A situação jurídica, presente ou futura, é a posição ocupada por uma pessoa na ordem jurídica. Pode ser geral ou objetiva e individual ou subjetiva. Uma diz respeito aos institutos jurídicos, como modo de ser do direito, quer dizer, relativamente à sua própria existência. A outra diz respeito aos fatos condizentes à aplicação dêsses institutos a determinadas pessoas, regulando a aquisição dos direitos, individuados em seu proveito. Aquela estabelece situação mutável por outra lei, por envolver simples faculdade isto é, mera capacidade, segundo à ordem jurídica vigente, para praticar certos atos, mas anda não exercitada; ou expectativa de direito, isto é, esperança de ver definida uma situação de acôrdo com a legislação existente. Esta estabelece uma situação jurídica definitiva, por se incorporar ao patrimônio do interessado uma utilidade concreta a seu favor.

A expectativa corresponde a uma probabilidade de haver direito e a faculdade a sua possibilidade; enquanto a situação jurídica definitivamente constituída consiste no direito adquirido, em conseqüência de um fato que o produziu, nos têrmos da lei vigente e integra, dêsse modo, pessoal e especial, o patrimônio do sujeito que o adquire.

5. Examinando-se a lei nº 1.098-54, de Minas Gerais se verifica, como salientado, que ela visou unificar os cargos, de 3ª e 4ª entrâncias da magistratura estadual, mas não a situação dos seus titulares. As comarcas se nivelaram, mas os titulares ficaram com situações jurídicas diferentes. A natureza dos cargos e os seus padrões de vencimentos se equipararam, mas a situação dos titulares da entrância extinta e superior se resguardou. Isso através de duas vantagens, uma quanto ao tempo para promoção por antiguidade, outra quanto ao próprio vencimento, acrescido de adicional, sob a denominação de gratificação de ajuda de custo de residência.

Ora, essas duas vantagens constituem direito adquirido dêles, que não podem ser retiradas, sob pena de violação de situação jurídica definitivamente constituída. São vantagens que se integraram nos respectivos patrimônios; que se concretizaram nas suas pessoas, que se especificaram nas suas individualidades.

Leia-se a definição clássica de C. F. GABBA de direito adquirido e se não terá dúvida que a situação dos então titulares de 4ª entrância da Justiça Mineira, com referência a ambas as hipóteses, de prioridade para promoção por antiguidade, e de adicional, titulado gratificação de ajuda de custo de residência, correspondem a essa figura jurídica.

Ei-la:

“È acquisto ogni diritto, che a) è conseguenza di un fatto idoneo a produrlo, in virtù della legge del tempo in cui il fatto venne compiuto, benchè l’occasione di farlo valere non siasi presentata prima dell’attuazione di una legge nuova intorno al medesimo, e che b) a termini della legue sotto l’impero della quale accade il fatto da cui trae origine, entrò immediatamente a far parte del patrimonio di chi lo ha acquistado” (“Teoria della Retroattività delle Leggi”, ed. 1891, vol.
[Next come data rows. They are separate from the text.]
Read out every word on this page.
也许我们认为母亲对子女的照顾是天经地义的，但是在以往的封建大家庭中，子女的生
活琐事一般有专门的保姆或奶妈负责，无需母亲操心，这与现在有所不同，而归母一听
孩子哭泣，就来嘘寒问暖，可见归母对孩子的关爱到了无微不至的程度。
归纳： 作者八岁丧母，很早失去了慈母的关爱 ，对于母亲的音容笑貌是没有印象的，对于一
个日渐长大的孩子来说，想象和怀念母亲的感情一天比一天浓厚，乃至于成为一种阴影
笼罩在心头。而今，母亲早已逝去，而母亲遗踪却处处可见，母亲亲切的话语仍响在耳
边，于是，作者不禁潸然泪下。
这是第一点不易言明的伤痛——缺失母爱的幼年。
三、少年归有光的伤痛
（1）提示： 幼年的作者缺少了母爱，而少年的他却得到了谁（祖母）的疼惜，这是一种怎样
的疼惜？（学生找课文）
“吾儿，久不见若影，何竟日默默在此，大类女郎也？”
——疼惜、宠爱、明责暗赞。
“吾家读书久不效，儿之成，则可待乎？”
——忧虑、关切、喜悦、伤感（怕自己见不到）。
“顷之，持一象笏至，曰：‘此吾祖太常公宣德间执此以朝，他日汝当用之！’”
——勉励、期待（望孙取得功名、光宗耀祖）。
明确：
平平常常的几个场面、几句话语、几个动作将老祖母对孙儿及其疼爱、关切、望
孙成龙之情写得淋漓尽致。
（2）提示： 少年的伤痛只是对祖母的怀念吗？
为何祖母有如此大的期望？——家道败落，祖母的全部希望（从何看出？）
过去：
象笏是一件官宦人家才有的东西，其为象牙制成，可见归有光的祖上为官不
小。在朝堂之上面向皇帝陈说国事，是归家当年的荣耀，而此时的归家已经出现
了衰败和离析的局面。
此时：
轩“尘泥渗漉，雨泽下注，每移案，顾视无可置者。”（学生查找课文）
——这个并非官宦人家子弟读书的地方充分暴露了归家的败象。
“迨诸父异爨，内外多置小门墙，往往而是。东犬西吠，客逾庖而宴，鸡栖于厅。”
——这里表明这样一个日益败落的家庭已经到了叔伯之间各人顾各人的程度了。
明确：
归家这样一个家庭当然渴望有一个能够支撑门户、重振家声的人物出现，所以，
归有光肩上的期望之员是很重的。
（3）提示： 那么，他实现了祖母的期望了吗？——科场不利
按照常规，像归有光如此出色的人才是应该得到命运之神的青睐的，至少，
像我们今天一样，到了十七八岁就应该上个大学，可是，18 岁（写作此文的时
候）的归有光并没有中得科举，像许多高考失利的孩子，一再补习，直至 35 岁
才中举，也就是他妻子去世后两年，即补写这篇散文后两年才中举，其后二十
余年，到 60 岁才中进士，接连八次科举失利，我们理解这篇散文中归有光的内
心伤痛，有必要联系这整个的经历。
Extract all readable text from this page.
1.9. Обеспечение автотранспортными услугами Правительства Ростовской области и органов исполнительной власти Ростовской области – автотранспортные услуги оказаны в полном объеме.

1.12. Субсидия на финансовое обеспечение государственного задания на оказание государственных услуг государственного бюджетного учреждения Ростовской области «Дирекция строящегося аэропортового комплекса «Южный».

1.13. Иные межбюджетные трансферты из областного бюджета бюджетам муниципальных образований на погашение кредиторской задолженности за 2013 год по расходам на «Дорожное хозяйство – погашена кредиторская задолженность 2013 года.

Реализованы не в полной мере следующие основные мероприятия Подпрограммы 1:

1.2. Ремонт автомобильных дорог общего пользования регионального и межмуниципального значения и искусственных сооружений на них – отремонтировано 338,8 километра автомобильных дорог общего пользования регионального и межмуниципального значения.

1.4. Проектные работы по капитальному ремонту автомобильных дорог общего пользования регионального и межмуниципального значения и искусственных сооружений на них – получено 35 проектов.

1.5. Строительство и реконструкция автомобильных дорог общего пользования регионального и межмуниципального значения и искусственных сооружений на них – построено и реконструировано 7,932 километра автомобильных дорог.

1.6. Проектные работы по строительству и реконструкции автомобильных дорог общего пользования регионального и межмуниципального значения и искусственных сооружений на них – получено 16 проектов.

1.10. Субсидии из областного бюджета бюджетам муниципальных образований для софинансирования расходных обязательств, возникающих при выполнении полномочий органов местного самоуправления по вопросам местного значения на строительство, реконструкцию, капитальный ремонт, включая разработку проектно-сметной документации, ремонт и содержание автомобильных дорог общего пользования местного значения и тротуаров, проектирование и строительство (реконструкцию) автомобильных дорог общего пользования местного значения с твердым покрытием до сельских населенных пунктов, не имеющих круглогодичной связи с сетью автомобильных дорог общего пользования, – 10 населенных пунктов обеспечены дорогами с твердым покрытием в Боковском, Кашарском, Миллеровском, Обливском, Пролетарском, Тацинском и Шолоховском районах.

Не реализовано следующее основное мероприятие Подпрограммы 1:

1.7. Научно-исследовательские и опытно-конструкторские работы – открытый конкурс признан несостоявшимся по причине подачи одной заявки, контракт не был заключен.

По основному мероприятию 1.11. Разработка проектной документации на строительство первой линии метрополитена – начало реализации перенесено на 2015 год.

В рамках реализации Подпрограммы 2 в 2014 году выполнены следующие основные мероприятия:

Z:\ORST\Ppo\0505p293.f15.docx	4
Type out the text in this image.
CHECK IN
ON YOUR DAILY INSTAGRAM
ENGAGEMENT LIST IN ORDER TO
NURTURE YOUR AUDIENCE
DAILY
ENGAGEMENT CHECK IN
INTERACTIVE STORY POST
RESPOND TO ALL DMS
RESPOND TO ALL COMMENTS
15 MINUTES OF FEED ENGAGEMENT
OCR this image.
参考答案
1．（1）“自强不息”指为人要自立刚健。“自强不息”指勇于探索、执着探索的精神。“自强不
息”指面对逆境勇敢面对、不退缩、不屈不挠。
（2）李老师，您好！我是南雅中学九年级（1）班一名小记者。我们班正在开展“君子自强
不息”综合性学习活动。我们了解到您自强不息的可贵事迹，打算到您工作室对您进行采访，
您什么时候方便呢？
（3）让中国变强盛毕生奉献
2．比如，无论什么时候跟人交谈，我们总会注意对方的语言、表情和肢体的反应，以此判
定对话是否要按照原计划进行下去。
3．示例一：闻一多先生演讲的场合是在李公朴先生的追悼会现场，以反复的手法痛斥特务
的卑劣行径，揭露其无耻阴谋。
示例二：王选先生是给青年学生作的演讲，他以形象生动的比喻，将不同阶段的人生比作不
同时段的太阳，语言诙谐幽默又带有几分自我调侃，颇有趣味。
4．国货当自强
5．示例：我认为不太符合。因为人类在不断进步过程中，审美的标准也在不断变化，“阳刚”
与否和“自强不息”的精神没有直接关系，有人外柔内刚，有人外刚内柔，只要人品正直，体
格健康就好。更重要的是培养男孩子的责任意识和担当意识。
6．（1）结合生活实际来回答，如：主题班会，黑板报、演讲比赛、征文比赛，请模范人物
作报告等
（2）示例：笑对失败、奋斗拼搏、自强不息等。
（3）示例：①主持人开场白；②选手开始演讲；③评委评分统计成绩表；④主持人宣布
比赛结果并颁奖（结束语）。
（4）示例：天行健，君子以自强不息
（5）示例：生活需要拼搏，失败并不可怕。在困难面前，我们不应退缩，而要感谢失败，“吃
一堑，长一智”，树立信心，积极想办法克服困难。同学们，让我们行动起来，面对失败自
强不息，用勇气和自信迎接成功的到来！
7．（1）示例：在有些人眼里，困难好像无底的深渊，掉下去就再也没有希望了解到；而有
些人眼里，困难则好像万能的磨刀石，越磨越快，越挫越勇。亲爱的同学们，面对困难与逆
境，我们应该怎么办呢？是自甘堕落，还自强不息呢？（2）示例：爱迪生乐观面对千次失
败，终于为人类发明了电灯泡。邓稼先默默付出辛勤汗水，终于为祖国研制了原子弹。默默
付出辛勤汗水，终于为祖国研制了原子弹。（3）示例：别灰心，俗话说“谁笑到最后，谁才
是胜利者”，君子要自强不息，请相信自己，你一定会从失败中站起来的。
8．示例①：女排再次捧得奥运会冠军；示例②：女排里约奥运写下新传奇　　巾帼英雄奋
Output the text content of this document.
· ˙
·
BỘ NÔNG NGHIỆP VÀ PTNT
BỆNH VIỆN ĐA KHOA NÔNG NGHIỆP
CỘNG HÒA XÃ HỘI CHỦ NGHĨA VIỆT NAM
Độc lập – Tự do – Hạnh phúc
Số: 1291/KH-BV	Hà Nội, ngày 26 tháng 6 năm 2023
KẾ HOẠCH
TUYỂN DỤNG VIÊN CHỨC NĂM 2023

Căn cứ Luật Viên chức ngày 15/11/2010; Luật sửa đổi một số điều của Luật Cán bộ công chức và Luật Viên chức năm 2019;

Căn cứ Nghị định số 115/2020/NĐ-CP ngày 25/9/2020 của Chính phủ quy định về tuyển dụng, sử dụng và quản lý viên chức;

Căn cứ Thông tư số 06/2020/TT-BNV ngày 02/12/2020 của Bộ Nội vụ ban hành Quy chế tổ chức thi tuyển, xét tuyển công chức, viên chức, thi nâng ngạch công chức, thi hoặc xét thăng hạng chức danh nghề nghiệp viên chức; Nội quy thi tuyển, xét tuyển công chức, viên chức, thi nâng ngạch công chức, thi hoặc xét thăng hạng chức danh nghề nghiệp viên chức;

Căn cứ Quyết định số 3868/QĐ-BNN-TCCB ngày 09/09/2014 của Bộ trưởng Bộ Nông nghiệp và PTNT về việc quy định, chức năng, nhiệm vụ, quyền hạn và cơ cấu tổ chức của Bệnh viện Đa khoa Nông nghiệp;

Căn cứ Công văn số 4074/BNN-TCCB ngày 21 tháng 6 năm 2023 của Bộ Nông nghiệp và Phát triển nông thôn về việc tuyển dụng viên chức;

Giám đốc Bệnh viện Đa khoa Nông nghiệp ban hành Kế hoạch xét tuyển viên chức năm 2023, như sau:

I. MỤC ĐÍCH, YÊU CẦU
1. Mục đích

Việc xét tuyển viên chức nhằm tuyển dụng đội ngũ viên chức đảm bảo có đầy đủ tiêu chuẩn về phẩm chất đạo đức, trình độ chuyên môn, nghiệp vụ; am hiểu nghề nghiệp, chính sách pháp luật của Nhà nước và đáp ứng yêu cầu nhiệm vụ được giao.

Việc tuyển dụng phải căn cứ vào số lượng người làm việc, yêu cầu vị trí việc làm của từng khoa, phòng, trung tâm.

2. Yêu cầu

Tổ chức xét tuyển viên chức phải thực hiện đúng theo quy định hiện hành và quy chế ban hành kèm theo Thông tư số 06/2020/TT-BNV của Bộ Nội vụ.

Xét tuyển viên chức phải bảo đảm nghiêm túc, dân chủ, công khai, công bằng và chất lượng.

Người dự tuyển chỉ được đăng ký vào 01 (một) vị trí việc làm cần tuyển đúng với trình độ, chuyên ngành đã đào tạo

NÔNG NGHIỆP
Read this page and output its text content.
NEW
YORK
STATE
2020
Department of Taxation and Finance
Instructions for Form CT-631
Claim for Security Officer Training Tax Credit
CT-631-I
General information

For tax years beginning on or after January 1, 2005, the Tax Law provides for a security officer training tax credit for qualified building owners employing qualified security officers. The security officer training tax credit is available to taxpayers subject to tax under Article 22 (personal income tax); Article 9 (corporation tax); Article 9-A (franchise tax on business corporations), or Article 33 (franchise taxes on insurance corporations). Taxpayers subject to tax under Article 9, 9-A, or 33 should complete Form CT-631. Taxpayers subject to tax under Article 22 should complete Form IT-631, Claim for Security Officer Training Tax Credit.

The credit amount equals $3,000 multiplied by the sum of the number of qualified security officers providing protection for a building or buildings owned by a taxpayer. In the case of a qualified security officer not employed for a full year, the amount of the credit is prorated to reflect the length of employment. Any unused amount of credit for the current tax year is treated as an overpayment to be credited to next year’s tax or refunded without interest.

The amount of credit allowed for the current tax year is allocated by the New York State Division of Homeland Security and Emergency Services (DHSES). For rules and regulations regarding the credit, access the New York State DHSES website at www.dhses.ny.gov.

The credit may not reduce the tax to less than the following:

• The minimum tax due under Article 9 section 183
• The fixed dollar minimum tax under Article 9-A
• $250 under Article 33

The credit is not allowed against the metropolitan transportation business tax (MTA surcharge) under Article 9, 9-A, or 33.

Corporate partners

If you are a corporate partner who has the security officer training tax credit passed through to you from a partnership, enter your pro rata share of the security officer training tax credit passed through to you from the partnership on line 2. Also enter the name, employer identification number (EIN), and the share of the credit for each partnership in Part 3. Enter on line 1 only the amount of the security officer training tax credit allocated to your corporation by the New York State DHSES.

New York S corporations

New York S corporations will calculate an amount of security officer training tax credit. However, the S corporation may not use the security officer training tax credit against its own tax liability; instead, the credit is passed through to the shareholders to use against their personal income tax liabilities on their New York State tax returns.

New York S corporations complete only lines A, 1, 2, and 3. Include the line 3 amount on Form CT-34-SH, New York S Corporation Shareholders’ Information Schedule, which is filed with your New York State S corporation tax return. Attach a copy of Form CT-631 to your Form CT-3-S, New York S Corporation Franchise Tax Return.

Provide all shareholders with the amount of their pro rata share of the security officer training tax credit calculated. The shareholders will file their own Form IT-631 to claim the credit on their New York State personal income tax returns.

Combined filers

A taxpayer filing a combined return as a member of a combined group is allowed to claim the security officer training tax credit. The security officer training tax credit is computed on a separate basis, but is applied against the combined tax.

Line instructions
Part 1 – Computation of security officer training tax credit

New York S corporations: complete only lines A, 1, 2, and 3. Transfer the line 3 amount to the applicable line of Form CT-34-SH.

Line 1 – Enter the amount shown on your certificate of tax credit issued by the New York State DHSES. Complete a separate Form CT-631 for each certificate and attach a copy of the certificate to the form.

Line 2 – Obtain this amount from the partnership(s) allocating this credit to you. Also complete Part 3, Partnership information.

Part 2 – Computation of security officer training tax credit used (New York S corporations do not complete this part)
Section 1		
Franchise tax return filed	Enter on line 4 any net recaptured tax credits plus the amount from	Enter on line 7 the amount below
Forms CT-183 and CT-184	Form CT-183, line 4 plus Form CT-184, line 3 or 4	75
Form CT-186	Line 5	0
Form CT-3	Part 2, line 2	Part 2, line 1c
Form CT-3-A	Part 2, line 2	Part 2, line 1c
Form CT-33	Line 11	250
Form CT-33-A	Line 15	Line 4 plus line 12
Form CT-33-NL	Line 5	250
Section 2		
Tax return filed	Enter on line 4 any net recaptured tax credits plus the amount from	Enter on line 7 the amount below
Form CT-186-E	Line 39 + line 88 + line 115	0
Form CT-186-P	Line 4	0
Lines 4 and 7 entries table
I, pág. 191).

Prossiga-se no estudo do trabalho do mestre italiano e mais ficará fortificada tal conclusão, ao se depararem estas palavras:

“Il diritto acquisto è individuale non soltanto nel senso, che ad un individuo appartiene, ma altresì nel senso che esso collegasi direttamente colla individualità, coi caratteri propri e distintivi di questa, entrando esso pure in quel novero… Diritti concreti e acquisti sono quelli soltanto che dentro la cherchia del potere consentito dalle legge concernenti le persone e le cose, mirano ad un determinato e vantaggioso effeto, da esse leggi contemplato in modo esplicito o implicito, e sorgono negli individui e per virtù dell’umana legge medesima, in seguito à fatti e circostanze e nei modi e alle condizioni da essa prestabilite” (ob. cit., vol. I, págs. 208 e 210).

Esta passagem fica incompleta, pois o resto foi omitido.